Two methods were used to hatch flies from the embryos. For the first method, “embryo
boxes” constructed according to the unpublished method of Dennis Spann (personal
communication). Rubbermaid 17 cup Serving Saver boxes (30 x 21 x 8 cm) were modified with
a fine mesh, nylon screen (18 x 8 cm) attached securely to the lid for ventilation. A double layer
of cotton was spread in the bottom of the boxes, and yeast food mixture (108g sucrose, 3.0 ml
85% phosphoric acid, 0.525 ml propionic acid, 1.4 g Tegosept in 12 ml 70% ethanol, and 216 g
of active dry yeast) was added to 570 ml Nanopure ultrafiltered RO water (Nano-pure water;
Barnstead, Inc.) and poured onto the cotton. The box was covered with the lid, and fermented at
room temperature for 5 to 6 hours. During the fermentation the cotton rose due to the CO2
produced, and was pushed down several times. The dried Drosophila embryos (0.25 g) were
placed onto 5, 70 mm circles of Whatman #1 filter paper, wetted with a spray bottle of RO water,
and gently spread over the filter with a soft paint brush. These filters were placed on top of the
cotton/yeast layer, pierced multiple times with a dissecting needle, and incubated for 10.5 days
with a 12 hour light/dark cycle, at 60% humidity and 25˚C. When flies begin to emerge, they
were lightly anesthetized with CO2, and collected onto a tray. Approximately 50 flies were
distributed into 8 ounce fly bottles containing SCM.
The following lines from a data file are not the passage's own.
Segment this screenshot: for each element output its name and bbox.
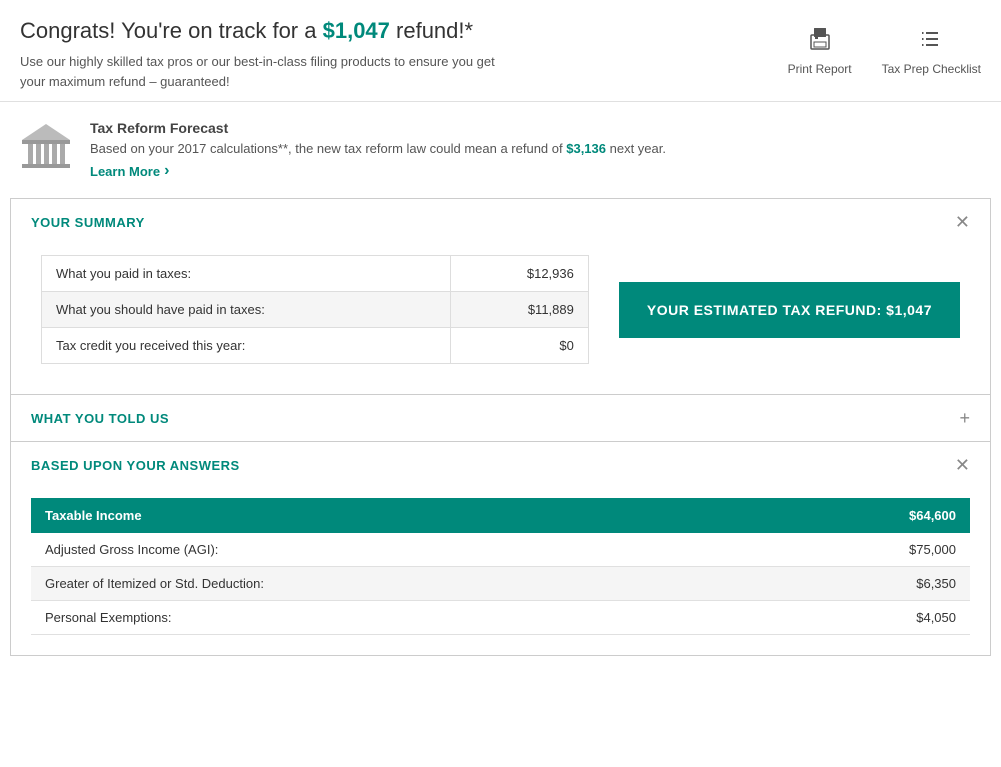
header-actions: Print Report Tax Prep Checklist	[788, 22, 981, 76]
tax-reform-content: Tax Reform Forecast Based on your 2017 c…	[90, 120, 666, 180]
based-upon-header: BASED UPON YOUR ANSWERS ✕	[11, 442, 990, 488]
based-upon-panel: BASED UPON YOUR ANSWERS ✕ Taxable Income…	[10, 441, 991, 656]
estimated-refund-box: YOUR ESTIMATED TAX REFUND: $1,047	[619, 282, 960, 338]
row-label: Adjusted Gross Income (AGI):	[31, 533, 751, 567]
learn-more-link[interactable]: Learn More	[90, 162, 169, 180]
summary-content: What you paid in taxes: $12,936 What you…	[11, 245, 990, 394]
answers-content: Taxable Income $64,600 Adjusted Gross In…	[11, 488, 990, 655]
row-label: Tax credit you received this year:	[42, 328, 451, 364]
refund-amount: $1,047	[323, 18, 390, 43]
what-you-told-us-expand-button[interactable]: +	[959, 409, 970, 427]
page-header: Congrats! You're on track for a $1,047 r…	[0, 0, 1001, 102]
tax-reform-title: Tax Reform Forecast	[90, 120, 666, 136]
row-value: $6,350	[751, 567, 970, 601]
table-row: What you should have paid in taxes: $11,…	[42, 292, 589, 328]
print-icon	[802, 22, 838, 58]
summary-table: What you paid in taxes: $12,936 What you…	[41, 255, 589, 364]
your-summary-close-button[interactable]: ✕	[955, 213, 970, 231]
table-row: What you paid in taxes: $12,936	[42, 256, 589, 292]
answers-table: Taxable Income $64,600 Adjusted Gross In…	[31, 498, 970, 635]
row-label: Personal Exemptions:	[31, 601, 751, 635]
congrats-text: Congrats! You're on track for a	[20, 18, 323, 43]
table-header-value: $64,600	[751, 498, 970, 533]
row-label: Greater of Itemized or Std. Deduction:	[31, 567, 751, 601]
based-upon-title: BASED UPON YOUR ANSWERS	[31, 458, 240, 473]
row-value: $4,050	[751, 601, 970, 635]
your-summary-title: YOUR SUMMARY	[31, 215, 145, 230]
tax-reform-description: Based on your 2017 calculations**, the n…	[90, 141, 666, 156]
based-upon-close-button[interactable]: ✕	[955, 456, 970, 474]
forecast-amount: $3,136	[566, 141, 606, 156]
header-subtitle: Use our highly skilled tax pros or our b…	[20, 52, 500, 91]
table-row: Personal Exemptions: $4,050	[31, 601, 970, 635]
your-summary-panel: YOUR SUMMARY ✕ What you paid in taxes: $…	[10, 198, 991, 395]
tax-prep-checklist-button[interactable]: Tax Prep Checklist	[882, 22, 981, 76]
row-value: $11,889	[451, 292, 589, 328]
checklist-label: Tax Prep Checklist	[882, 62, 981, 76]
table-header-row: Taxable Income $64,600	[31, 498, 970, 533]
row-value: $75,000	[751, 533, 970, 567]
congrats-heading: Congrats! You're on track for a $1,047 r…	[20, 18, 500, 44]
what-you-told-us-panel: WHAT YOU TOLD US +	[10, 394, 991, 442]
header-left: Congrats! You're on track for a $1,047 r…	[20, 18, 500, 91]
print-report-button[interactable]: Print Report	[788, 22, 852, 76]
bank-icon	[20, 120, 72, 172]
row-label: What you should have paid in taxes:	[42, 292, 451, 328]
row-label: What you paid in taxes:	[42, 256, 451, 292]
table-header-label: Taxable Income	[31, 498, 751, 533]
table-row: Tax credit you received this year: $0	[42, 328, 589, 364]
your-summary-header: YOUR SUMMARY ✕	[11, 199, 990, 245]
what-you-told-us-header: WHAT YOU TOLD US +	[11, 395, 990, 441]
desc-pre: Based on your 2017 calculations**, the n…	[90, 141, 566, 156]
desc-post: next year.	[606, 141, 666, 156]
tax-reform-banner: Tax Reform Forecast Based on your 2017 c…	[0, 102, 1001, 198]
refund-box-label: YOUR ESTIMATED TAX REFUND:	[647, 302, 882, 318]
table-row: Greater of Itemized or Std. Deduction: $…	[31, 567, 970, 601]
refund-box-value: $1,047	[886, 302, 932, 318]
row-value: $12,936	[451, 256, 589, 292]
print-label: Print Report	[788, 62, 852, 76]
row-value: $0	[451, 328, 589, 364]
checklist-icon	[913, 22, 949, 58]
table-row: Adjusted Gross Income (AGI): $75,000	[31, 533, 970, 567]
refund-suffix: refund!*	[390, 18, 473, 43]
what-you-told-us-title: WHAT YOU TOLD US	[31, 411, 169, 426]
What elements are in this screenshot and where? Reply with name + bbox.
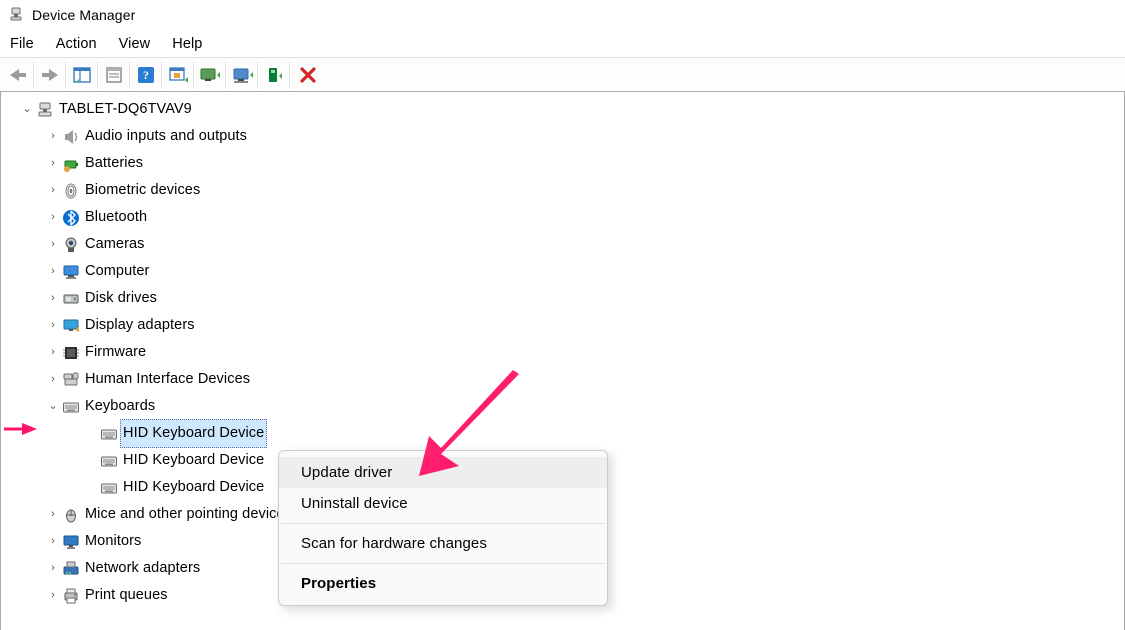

Another method of incubating Drosophila embryos was also used [1]. Briefly, the embryos
collected from the Plexiglas population cage were transferred into a 15 ml centrifuge tube
(Falcon) and washed by resuspension and settling 3 times in ~10 ml of PBS. After removal of
the final supernatant, 13 µl aliquots of the embryo pellet were transferred using a cutoff
pipetman tip to an 8 ounce fly bottle containing SCM, prepared as described above. The fly
bottles described above were incubated at 25°C for 9 to 10 days until flies emerged. The males
were separated from female flies under light CO2 anesthesia and 50 male flies were placed in 8
ounce fly bottles. With this method the newly emerged flies do not need to be anesthetized with
CO2 and more flies emerge. This method was preferred for its relative simplicity and
reproducibility.
Drosophila lifespan studies. Lids of 35 x 10 mm Petri dishes containing ~5.5 ml of SCM were
stored covered at 4°C until used. The SCM containing lids were warmed to room temperature,
and 10 µl DMSO containing the indicated concentrations of drugs were applied to the surface of
the SCM and spread carefully over the entire SCM surface. Controls utilized 10 µl of DMSO
spread as described above. Studies using dyes in the DMSO indicate that only minimal diffusion
(approximately 1 mm) into the SCM occurs. A total of 4 bottles per drug concentration, with 50
male flies per bottle (200 flies total) were used for each determination. The lids were attached to
the bottle opening and secured with tape. The walls of the plastic bottles were pierced with small
air holes. The bottles were incubated with the lid closures on top (to minimize evaporative
drying) at 25 °C, 60% humidity, and with a 12:12 hour light:dark cycle. The SCM-lids were
replaced twice weekly. The number of flies surviving at each time point was determined. CO2
anesthesia was not used after the initial sorting of males from females.
References
1. Clancy DJ, Kennington WJ (2001) A simple method to achieve consistent larval density in
bottle cultures. Dros Inf Serv 84:168.